離縁を告げた夜、堅物御曹司の不器用な恋情が激愛豹変する
真木さんとふたりきりになるわけではないと知ってもなお、珀人さんは納得できないようだ。
できるだけ早く会社に向かってチームのみんなと話し合いたいのに、言いがかりをつけられているような気になって、胸にかすかな苛立ちが湧く。

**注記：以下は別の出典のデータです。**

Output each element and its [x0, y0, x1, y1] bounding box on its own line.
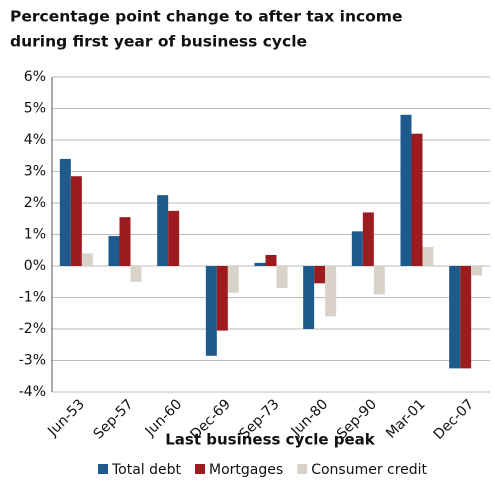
legend-label: Mortgages [209, 462, 283, 478]
bar [471, 266, 483, 276]
legend-swatch [297, 464, 308, 474]
bar [325, 266, 337, 317]
bar [157, 195, 169, 266]
y-tick-label: 0% [24, 258, 46, 274]
bar [119, 217, 131, 266]
bar [168, 210, 180, 266]
y-tick-label: 6% [24, 69, 46, 85]
bar [265, 254, 277, 266]
y-tick-label: 4% [24, 132, 46, 148]
legend-label: Total debt [111, 462, 182, 478]
bar [362, 212, 374, 266]
y-tick-label: -3% [19, 353, 46, 369]
bar [422, 247, 434, 266]
y-tick-label: 1% [24, 227, 46, 243]
x-tick-label: Sep-57 [91, 396, 137, 442]
x-tick-label: Dec-07 [431, 396, 478, 443]
bar [411, 133, 423, 266]
bar [70, 176, 82, 266]
bar [400, 114, 412, 266]
legend-swatch [98, 464, 108, 474]
bar [130, 266, 142, 282]
bar [351, 231, 363, 266]
x-tick-label: Mar-01 [383, 396, 429, 442]
bar [373, 266, 385, 295]
y-tick-label: -4% [19, 384, 46, 400]
bar [314, 266, 326, 284]
y-tick-label: 3% [24, 164, 46, 180]
bar [460, 266, 472, 369]
bar [205, 266, 217, 356]
legend-label: Consumer credit [311, 462, 427, 478]
legend-swatch [195, 464, 206, 474]
bar [303, 266, 315, 329]
bar [216, 266, 228, 331]
bar [227, 266, 239, 293]
x-axis-label: Last business cycle peak [165, 431, 376, 449]
chart-title: during first year of business cycle [10, 33, 307, 51]
y-tick-label: 2% [24, 195, 46, 211]
bar [108, 236, 120, 266]
bar [254, 262, 266, 266]
y-tick-label: -2% [19, 321, 46, 337]
bar [449, 266, 461, 369]
bar [276, 266, 288, 289]
y-tick-label: -1% [19, 290, 46, 306]
x-tick-label: Jun-53 [44, 396, 88, 440]
chart-title: Percentage point change to after tax inc… [10, 8, 402, 26]
bar [59, 158, 71, 266]
bar [81, 253, 93, 266]
y-tick-label: 5% [24, 101, 46, 117]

「詳しいことは行ってみないとわかりませんが、真木さんは早い方がいいと判断したのだと思います。アプリの制作は各工程が締め切りとの戦いですから、私にも彼の気持ちはわかります。時間があるうちに、やるべきことをやろうとしているだけです」
「社員が休日の夜に出勤しなければ守れない締め切りなら、そっちの方が間違っている。Zアドバンス上層部の意向と言っていたが、俺が口添えすれば考え直してもらえるだろう。すぐに担当者を調べて連絡する」
珀人さんがポケットからスマホを取り出すところを見て、私は我慢ができず彼に詰め寄った。
彼がスマホを持つ手を握って、強引に下ろさせる。
「やめてください……! どうして私の仕事の邪魔をするんですか?」
肩で息をしながら目を吊り上げる私に、珀人さんは驚いて目を見張った。
……やっぱり、彼は私のことを大事に思ってなんかない。仕事を辞めるよう迫ってきたあの時と同じで、妻の仕事は自分の意思でどうにでもなると思っているのだ。
私はキュッと唇を噛み、彼に鋭い眼差しを向ける。